Autour de lui, les équilibres sont fragiles. Davitashvili reste une menace quand il est lancé, mais il a besoin d’un cadre clair et de circuits rapides. Boakye est l’un des dossiers tactiques du moment: utilisé dans l’axe, il apporte de la densité et une forme de continuité, mais son historique sur un côté rappelle qu’il peut aussi étirer et provoquer. Le dilemme est simple: faut-il sécuriser le milieu pour contrôler, ou ouvrir les ailes pour accélérer? La réponse dépend aussi des absences au milieu et de la capacité de l’équipe à transmettre vite. Et là, l’ASSE a parfois un petit temps de retard, celui qui transforme une bonne intention en passe latérale.
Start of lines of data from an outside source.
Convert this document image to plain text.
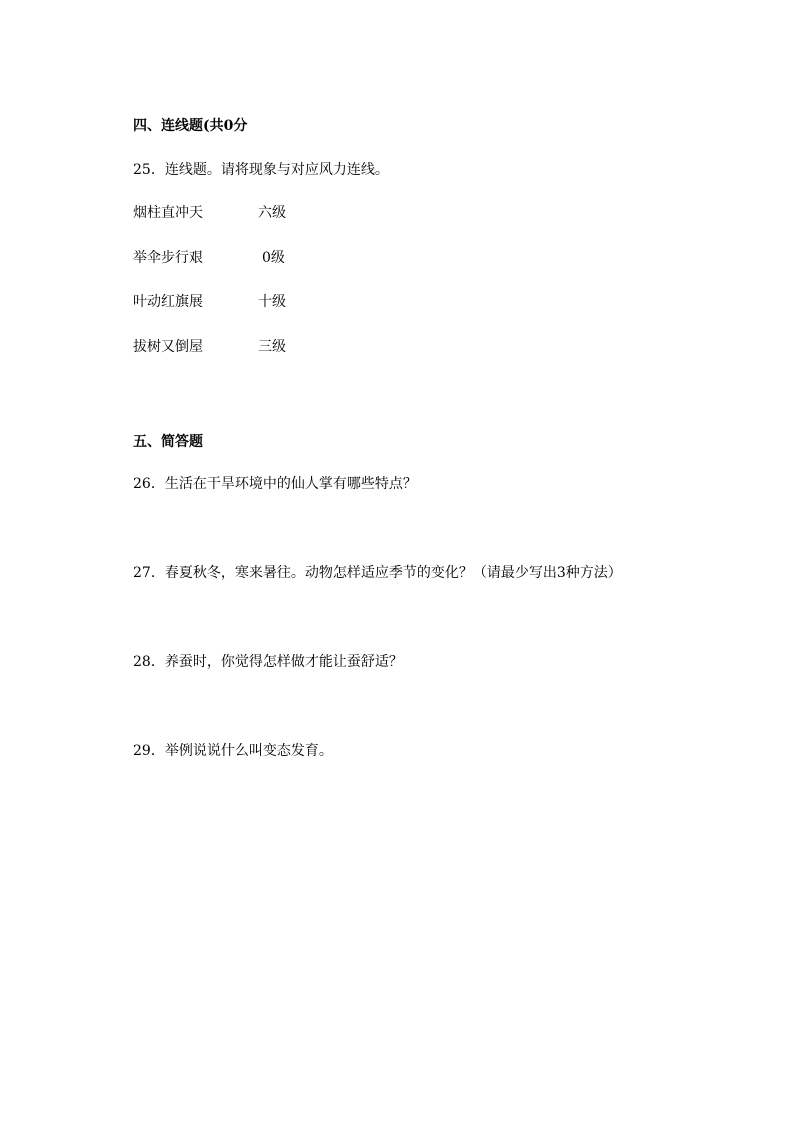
四、连线题(共0分
25．连线题。请将现象与对应风力连线。
烟柱直冲天	六级
举伞步行艰	0级
叶动红旗展	十级
拔树又倒屋	三级
五、简答题
26．生活在干旱环境中的仙人掌有哪些特点？
27．春夏秋冬，寒来暑往。动物怎样适应季节的变化？（请最少写出3种方法）
28．养蚕时，你觉得怎样做才能让蚕舒适？
29．举例说说什么叫变态发育。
Le banc, justement, devient un thème central. Pas parce qu’il est mauvais, mais parce qu’il est sous-utilisé et que la concurrence, si elle n’existe pas dans les faits, finit par devenir un slogan. Un groupe qui joue la montée a besoin de sentir que les places bougent. Pas tous les week-ends, pas pour faire joli, mais assez pour que chacun reste sous tension. Sinon, les titulaires s’installent, les remplaçants s’éteignent, et l’équipe perd ce supplément d’âme qui fait gagner les matchs serrés. Montanier le sait: sa gestion des changements, et sa capacité à “piquer” quand il faut, peuvent compter autant que le schéma de départ.
Ce soir, contre Annecy, l’ASSE n’a pas besoin d’un match parfait. Elle a besoin d’un match clair. Un match où l’intensité revient vite, où les offensifs jouent simple, où le ballon arrive dans la surface avec une idée, pas avec une prière. Et si, pour une fois, le break pouvait arriver avant que tout le monde ne commence à calculer le temps additionnel, le Chaudron — même amputé — prendrait ça comme une excellente innovation tactique.